Both sides are hoping to strike an in-principle agreement by the time the Australian prime minister, Scott Morrison, meets with Boris Johnson in London on Tuesday next week.
Morrison will first attend the G7 summit in Cornwall, England, as one of four non-G7 leaders invited to the gathering of wealthy developed countries, where leaders are expected to focus on Covid recovery, the climate crisis and security.
Tehan said on Wednesday he was still hoping to reach an agreement in six days but there were outstanding issues “that we’re still seeking to resolve”.
He spoke with Truss for about 90 minutes on Tuesday night and the pair was due to have another call on Wednesday night – but has publicly indicated that a deal should not be taken for granted.
“I’m confident that we will get there – but in the end, if the ultimate agreement isn’t in our national interest, then obviously we won’t be signing up to it,” Tehan said in an interview with Sky News Australia.
Tehan said Australia wanted to “offer British consumers the choice of being able to get access to more of our beef, more of our lamb – and we know that British consumers do want to get access to more of our beef and more of our lamb”.
“So, what we’re looking to do is to enable more of our agricultural produce to access the UK market,” he said.
Tehan implied the British agricultural sector had nothing to fear from the deal, saying Australia’s process of opening up its economy had led Australian farmers to become “much more competitive” and “globally focused”.
Further comment was sought from Tehan.
Observers believe the UK is desperate to clinch its first post-Brexit free trade agreement whereas Australia – which has struck a range of FTAs over the past decade – is in less of a hurry.
Previously the UK could rely on the European Union’s specialist negotiators to handle detailed talks on proposed FTAs on behalf of the entire bloc.
The negotiations have been characterised by some unorthodox tactics, with allies of Truss telling a newspaper in April that Tehan was inexperienced and that the UK trade secretary “plans to sit him down in the Locarno Room [in the Foreign Office] in an uncomfortable chair, so he has to deal with her directly for nine hours”.
The British high commissioner, Vicki Treadell, said last week she wanted to “manage expectations” about the free trade agreement with Australia, even as both sides were negotiating “at record speed”.
In a briefing which included Guardian Australia, Treadell said both sides were working hard to reach an agreement in-principle but this “just sets out the framework of what we want to achieve” and it was unlikely to come into effect until next year.

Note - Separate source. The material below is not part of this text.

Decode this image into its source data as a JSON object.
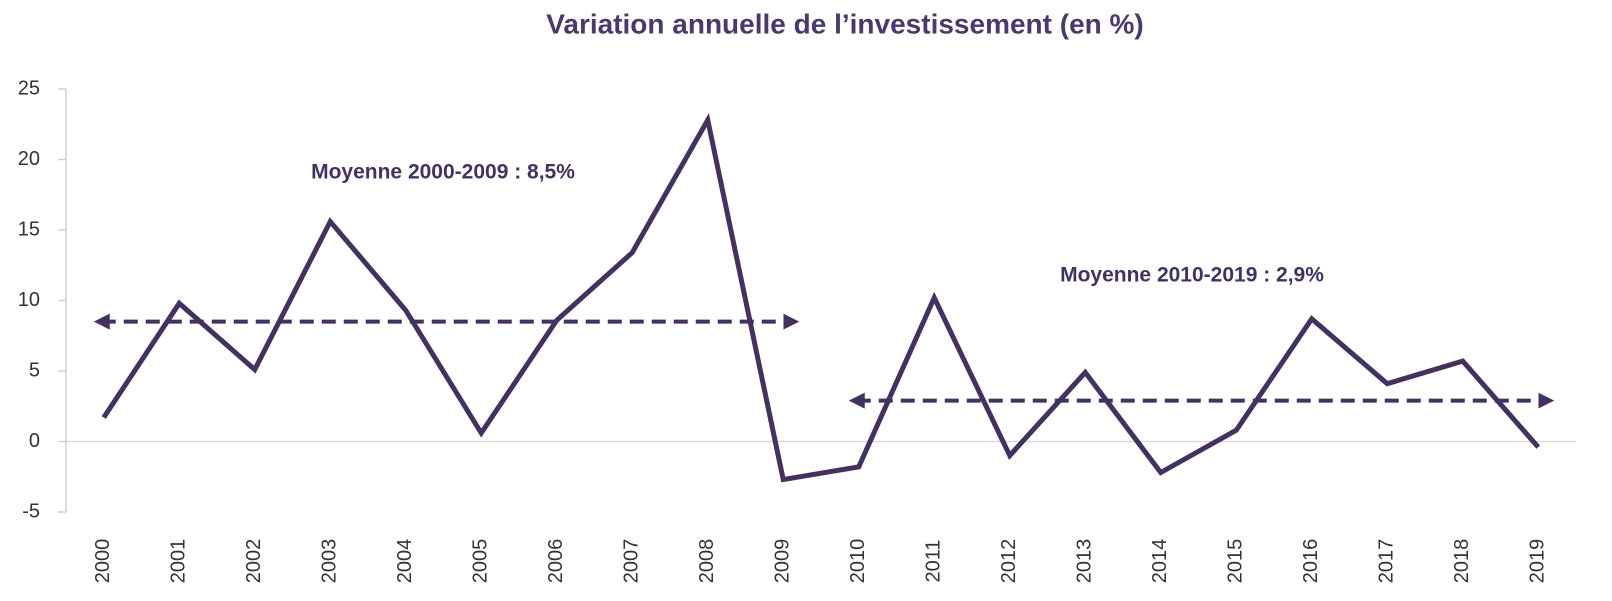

Asked about concerns raised by the British farming sector, Treadell said the Australian government’s priorities for the deal included tariff-free access for its agricultural exports and it was “clearly an ongoing negotiation” about how that might be phased in.
She said there was “work to be done with our agricultural sector in the UK, to sell them the opportunity end of this because it’s two-way”.
Morrison leaves Australia late on Wednesday to attend the G7. The theme of this year’s British-hosted G7 summit is building back better from the coronavirus and creating “a greener, more prosperous future”.
Johnson has invited Australia, India, South Korea and South Africa as guest countries.
Before travelling to Cornwall, Morrison will first visit Singapore to discuss regional security issues and a potential travel bubble between the two countries.
After the G7, Morrison will go to London for a two-day program with Johnson, and then on to Paris for trade and defence talks with the French president, Emmanuel Macron.